Gartenmöbel sind unter allen Möbeln die geeignetsten Statussymbole: Sie verstecken sich nicht hinter Häusermauern wie Bücherregale und Bettgestelle, sondern sind auf Terrassen oder Balkonen weithin sichtbar – und eindeutiger noch ihrem Besitzer zuzuordnen als am Straßenrand parkende Autos. Darum haben Gartenstühle anders als andere Möbel kaum die Chance, richtig alt zu werden: Bereits nach ein, zwei Jahren tauschen Besitzer ihre Gartenmöbel aus, auch dann, wenn sie vor kurzem erst einen Stuhl aus besonders robustem Polyirgendwas gekauft haben. Die Möbelbranche klagt, nichts verkaufe sich – außer Gartenmöbel.

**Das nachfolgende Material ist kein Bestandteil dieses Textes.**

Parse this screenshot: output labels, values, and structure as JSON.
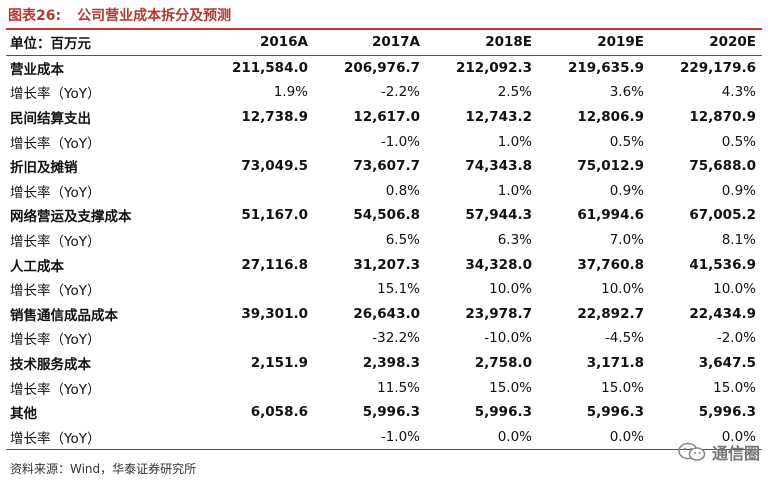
{
  "title": {
    "label": "图表26:",
    "text": "公司营业成本拆分及预测"
  },
  "header": [
    "单位：百万元",
    "2016A",
    "2017A",
    "2018E",
    "2019E",
    "2020E"
  ],
  "rows": [
    {
      "type": "main",
      "cells": [
        "营业成本",
        "211,584.0",
        "206,976.7",
        "212,092.3",
        "219,635.9",
        "229,179.6"
      ]
    },
    {
      "type": "sub",
      "cells": [
        "增长率（YoY）",
        "1.9%",
        "-2.2%",
        "2.5%",
        "3.6%",
        "4.3%"
      ]
    },
    {
      "type": "main",
      "cells": [
        "民间结算支出",
        "12,738.9",
        "12,617.0",
        "12,743.2",
        "12,806.9",
        "12,870.9"
      ]
    },
    {
      "type": "sub",
      "cells": [
        "增长率（YoY）",
        "",
        "-1.0%",
        "1.0%",
        "0.5%",
        "0.5%"
      ]
    },
    {
      "type": "main",
      "cells": [
        "折旧及摊销",
        "73,049.5",
        "73,607.7",
        "74,343.8",
        "75,012.9",
        "75,688.0"
      ]
    },
    {
      "type": "sub",
      "cells": [
        "增长率（YoY）",
        "",
        "0.8%",
        "1.0%",
        "0.9%",
        "0.9%"
      ]
    },
    {
      "type": "main",
      "cells": [
        "网络营运及支撑成本",
        "51,167.0",
        "54,506.8",
        "57,944.3",
        "61,994.6",
        "67,005.2"
      ]
    },
    {
      "type": "sub",
      "cells": [
        "增长率（YoY）",
        "",
        "6.5%",
        "6.3%",
        "7.0%",
        "8.1%"
      ]
    },
    {
      "type": "main",
      "cells": [
        "人工成本",
        "27,116.8",
        "31,207.3",
        "34,328.0",
        "37,760.8",
        "41,536.9"
      ]
    },
    {
      "type": "sub",
      "cells": [
        "增长率（YoY）",
        "",
        "15.1%",
        "10.0%",
        "10.0%",
        "10.0%"
      ]
    },
    {
      "type": "main",
      "cells": [
        "销售通信成品成本",
        "39,301.0",
        "26,643.0",
        "23,978.7",
        "22,892.7",
        "22,434.9"
      ]
    },
    {
      "type": "sub",
      "cells": [
        "增长率（YoY）",
        "",
        "-32.2%",
        "-10.0%",
        "-4.5%",
        "-2.0%"
      ]
    },
    {
      "type": "main",
      "cells": [
        "技术服务成本",
        "2,151.9",
        "2,398.3",
        "2,758.0",
        "3,171.8",
        "3,647.5"
      ]
    },
    {
      "type": "sub",
      "cells": [
        "增长率（YoY）",
        "",
        "11.5%",
        "15.0%",
        "15.0%",
        "15.0%"
      ]
    },
    {
      "type": "main",
      "cells": [
        "其他",
        "6,058.6",
        "5,996.3",
        "5,996.3",
        "5,996.3",
        "5,996.3"
      ]
    },
    {
      "type": "sub",
      "cells": [
        "增长率（YoY）",
        "",
        "-1.0%",
        "0.0%",
        "0.0%",
        "0.0%"
      ]
    }
  ],
  "source": "资料来源：Wind，华泰证券研究所",
  "watermark": {
    "text": "通信圈",
    "icon": "wechat-icon"
  }
}
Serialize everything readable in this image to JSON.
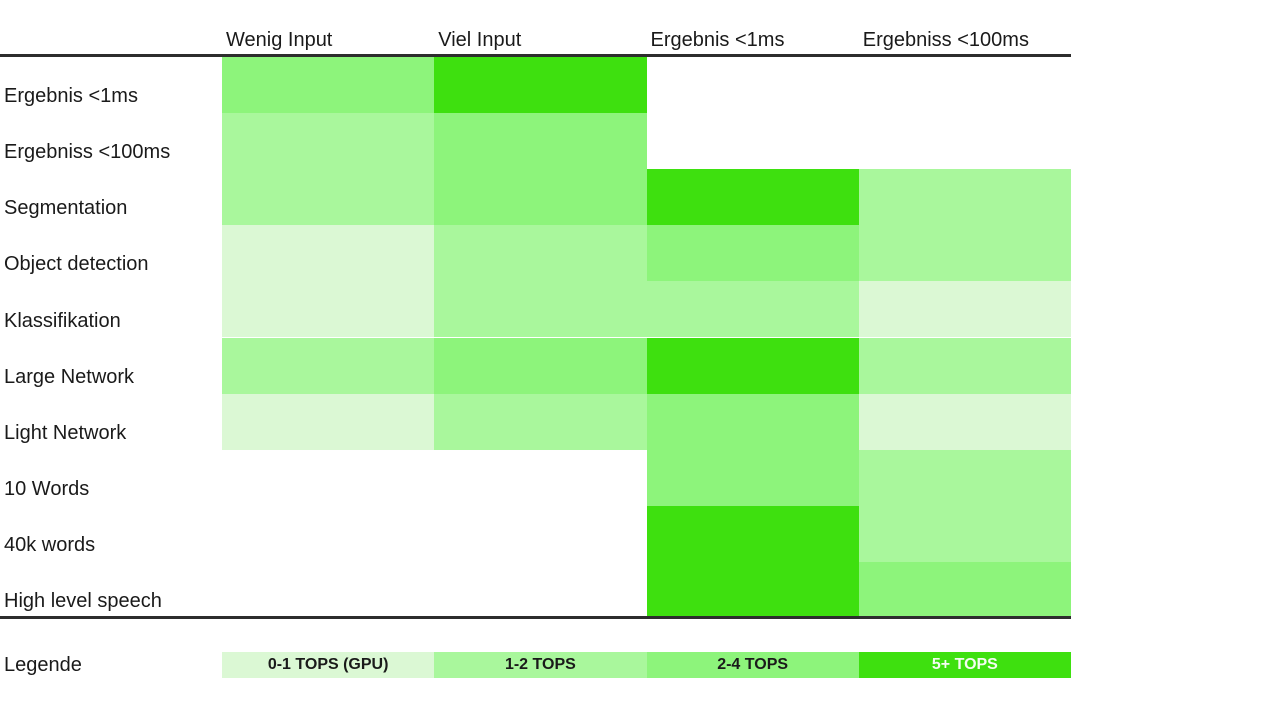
{
  "columns": [
    "Wenig Input",
    "Viel Input",
    "Ergebnis <1ms",
    "Ergebniss <100ms"
  ],
  "rows": [
    {
      "label": "Ergebnis <1ms",
      "cells": [
        3,
        4,
        0,
        0
      ]
    },
    {
      "label": "Ergebniss <100ms",
      "cells": [
        2,
        3,
        0,
        0
      ]
    },
    {
      "label": "Segmentation",
      "cells": [
        2,
        3,
        4,
        2
      ]
    },
    {
      "label": "Object detection",
      "cells": [
        1,
        2,
        3,
        2
      ]
    },
    {
      "label": "Klassifikation",
      "cells": [
        1,
        2,
        2,
        1
      ]
    },
    {
      "label": "Large Network",
      "cells": [
        2,
        3,
        4,
        2
      ]
    },
    {
      "label": "Light Network",
      "cells": [
        1,
        2,
        3,
        1
      ]
    },
    {
      "label": "10 Words",
      "cells": [
        0,
        0,
        3,
        2
      ]
    },
    {
      "label": "40k words",
      "cells": [
        0,
        0,
        4,
        2
      ]
    },
    {
      "label": "High level speech",
      "cells": [
        0,
        0,
        4,
        3
      ]
    }
  ],
  "legend": {
    "label": "Legende",
    "items": [
      {
        "label": "0-1 TOPS (GPU)",
        "level": 1
      },
      {
        "label": "1-2 TOPS",
        "level": 2
      },
      {
        "label": "2-4 TOPS",
        "level": 3
      },
      {
        "label": "5+ TOPS",
        "level": 4
      }
    ]
  },
  "palette": {
    "level1": "#dbf8d4",
    "level2": "#a9f79c",
    "level3": "#8df47b",
    "level4": "#3ee00f",
    "empty": "#ffffff"
  },
  "colors": {
    "text": "#1a1a1a",
    "rule": "#2d2d2d",
    "legend_bright_text": "#f4fdf1"
  },
  "chart_data": {
    "type": "heatmap",
    "title": "",
    "columns": [
      "Wenig Input",
      "Viel Input",
      "Ergebnis <1ms",
      "Ergebniss <100ms"
    ],
    "rows": [
      "Ergebnis <1ms",
      "Ergebniss <100ms",
      "Segmentation",
      "Object detection",
      "Klassifikation",
      "Large Network",
      "Light Network",
      "10 Words",
      "40k words",
      "High level speech"
    ],
    "values": [
      [
        3,
        4,
        0,
        0
      ],
      [
        2,
        3,
        0,
        0
      ],
      [
        2,
        3,
        4,
        2
      ],
      [
        1,
        2,
        3,
        2
      ],
      [
        1,
        2,
        2,
        1
      ],
      [
        2,
        3,
        4,
        2
      ],
      [
        1,
        2,
        3,
        1
      ],
      [
        0,
        0,
        3,
        2
      ],
      [
        0,
        0,
        4,
        2
      ],
      [
        0,
        0,
        4,
        3
      ]
    ],
    "value_meaning": "0 = no cell (white); 1-4 = TOPS requirement level",
    "scale": {
      "1": "0-1 TOPS (GPU)",
      "2": "1-2 TOPS",
      "3": "2-4 TOPS",
      "4": "5+ TOPS"
    },
    "unit": "TOPS",
    "legend_title": "Legende",
    "legend_position": "bottom",
    "grid": false
  }
}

Schon die Gartenmoden der vergangenen Jahre waren wenig glücklich: Partyzelte und Plastikstapelstühle haben unsere Landschaften verschandelt. Und kaum scheinen die überwunden, verschafft sich der Holzstuhl aus Teak oder Eukalyptus Platz. Im gleichen Maße, wie das Fällen von Urwaldbäumen dazu führt, dass Tierarten für immer aus dem Urwald verschwinden, vernichtet das Holz hierzulande die Artenvielfalt der Gartenmöbel. Kaum ein Warenhaus, das keine Stühle aus Südostasien verkauft: Strauss, Praktiker, Butlers, Obi; die Kunden der Drogerie Rossmann warten sogar zehn Werktage, bis sie zwei Teakholzstühle und einen Tisch für 222 Euro erhalten. Der Verband des deutschen Möbelfachhandels bestätigt einen Teak-Tick nicht erahnten Ausmaßes. Die deutschen Terrassen sind zu Ödnissen geworden, in denen der Stahlrohrstuhl mit Gummiriemen (der so schöne Muster auf der Haut gemacht hat) oder die Stoffliege kaum noch eine Nische finden.

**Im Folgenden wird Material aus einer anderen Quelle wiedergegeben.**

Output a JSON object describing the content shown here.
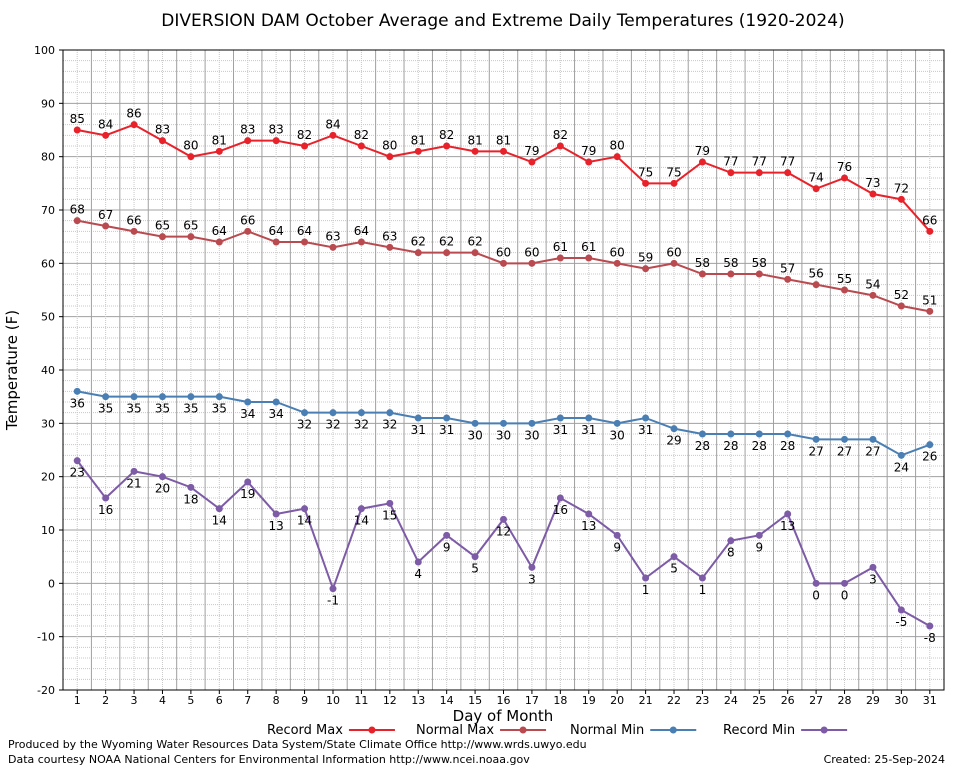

Als Folge der ersten großen Skandinavien-Welle vor 20 Jahren erlag Deutschland dem Kieferwahnsinn. Heute reisen wir schon mal nach Malaysia, Thailand oder gar Vietnam – und kein Gartenlokal, keine Terrasse, kein Balkon kommt mehr ohne das dunkle Tropenholz aus. Dabei passt der deckchair im colonial style ungefähr so gut zu deutschem Terrassenwaschbeton wie ein Sumatra-Tiger in einen Buche-Fichte-Mischwald.

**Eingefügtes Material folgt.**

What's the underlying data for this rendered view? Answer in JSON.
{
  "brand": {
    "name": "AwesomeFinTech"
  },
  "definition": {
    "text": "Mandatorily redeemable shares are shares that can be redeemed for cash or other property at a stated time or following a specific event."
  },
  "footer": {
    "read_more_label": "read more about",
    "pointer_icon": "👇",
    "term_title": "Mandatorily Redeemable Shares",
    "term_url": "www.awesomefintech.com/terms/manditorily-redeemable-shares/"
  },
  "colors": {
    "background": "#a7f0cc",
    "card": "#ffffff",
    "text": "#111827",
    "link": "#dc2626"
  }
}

Vor ein paar Jahren noch kauften sich vor allem wohlhabende Zahnarztfamilien Gartenstühle aus Teakholz, kosteten die oftmals in England hergestellten Stücke gerne mal 10000 Mark oder mehr. Damals war das Holz ebenso teuer wie politisch verpönt. Wenn ein einziger Holzspan aus Amazonien in einem Baumarkt gefunden wurde, dann trafen sich am nächsten Tag Robin Wood, WWF und Greenpeace auf dem Baumarktdach und rollten Bettlaken aus, bemalt mit weinenden Bäumen und Orang-Utans.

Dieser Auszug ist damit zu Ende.